Run your URL through LaunchTrust's free scanner. It tells you whether a recognizable cookie consent banner is detected, and it flags third-party trackers on the same page — so you instantly see the high-risk combination of trackers present with no banner. No signup, no crawl of private pages: it reads the same public HTML your visitors get. Use it as a pre-submission gut check before you point real traffic at the site.

FAQ

Does every website need a cookie consent banner? No. The requirement is conditional. If your site only sets strictly necessary cookies, you generally do not need a consent banner (a brief cookie notice is still good practice). If you set any non-essential cookies — analytics, ads, pixels — consent is commonly expected before they load.

The scanner says "detected" — does that mean my consent setup is correct? Not necessarily. Detected means a banner or CMP signature appears in your HTML. It does not verify that scripts are blocked before consent, that "reject" works, or that the configuration is valid. Treat it as "a banner is present," then confirm the behavior yourself.

Does this mean my site meets GDPR? No. LaunchTrust surfaces signals — detected, not detected, or unable to determine — to help you find gaps before you launch. It does not certify your site, render a verdict, or provide legal advice.
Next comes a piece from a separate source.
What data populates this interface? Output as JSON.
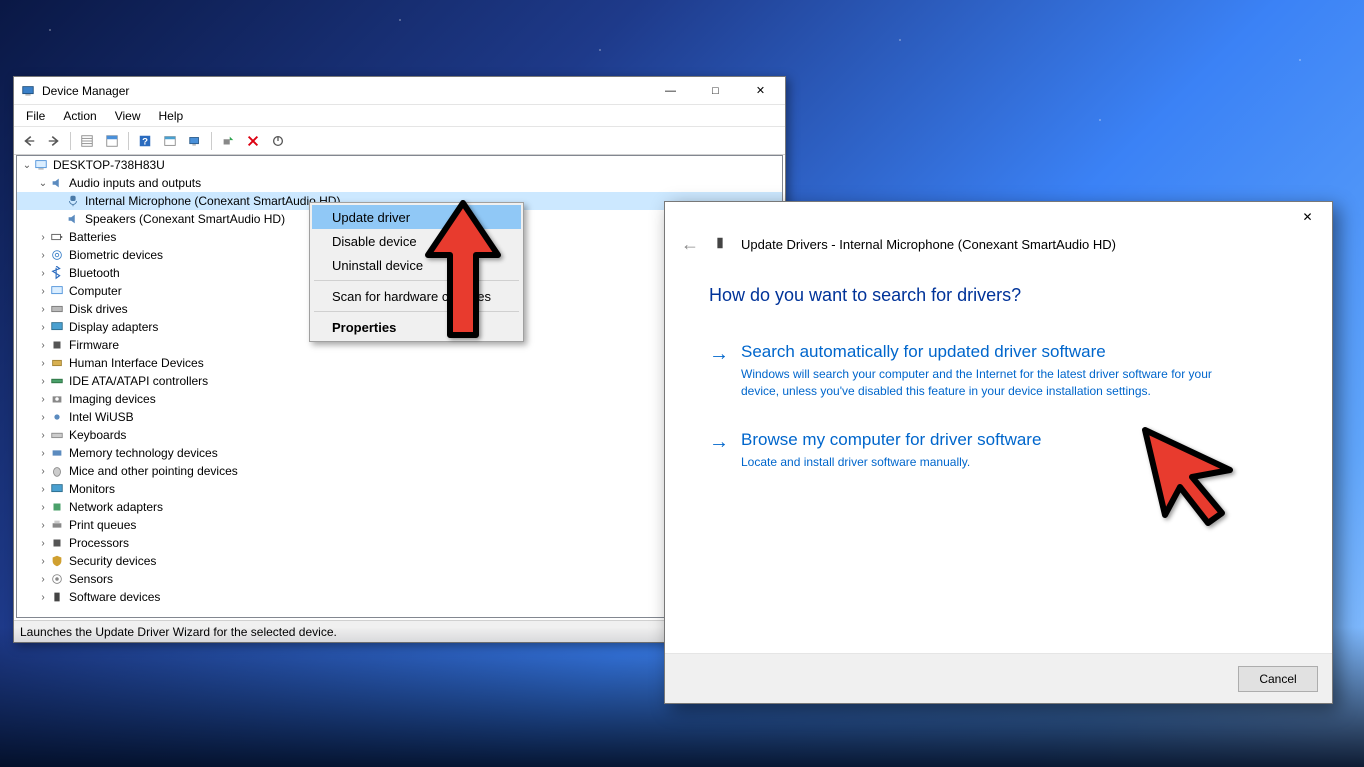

For a structured walkthrough, see /frameworks/gdpr-checklist-indie-apps and consult a qualified professional for your specifics.

I'm based outside the EU. Do these rules still apply? Often, yes. ePrivacy and GDPR expectations generally attach to EU/EEA users regardless of where you are located. If those users can reach your site and you set non-essential cookies, the banner requirement is typically in scope.

Compliance aid, not legal advice. LaunchTrust reports signals, not a verdict or certification.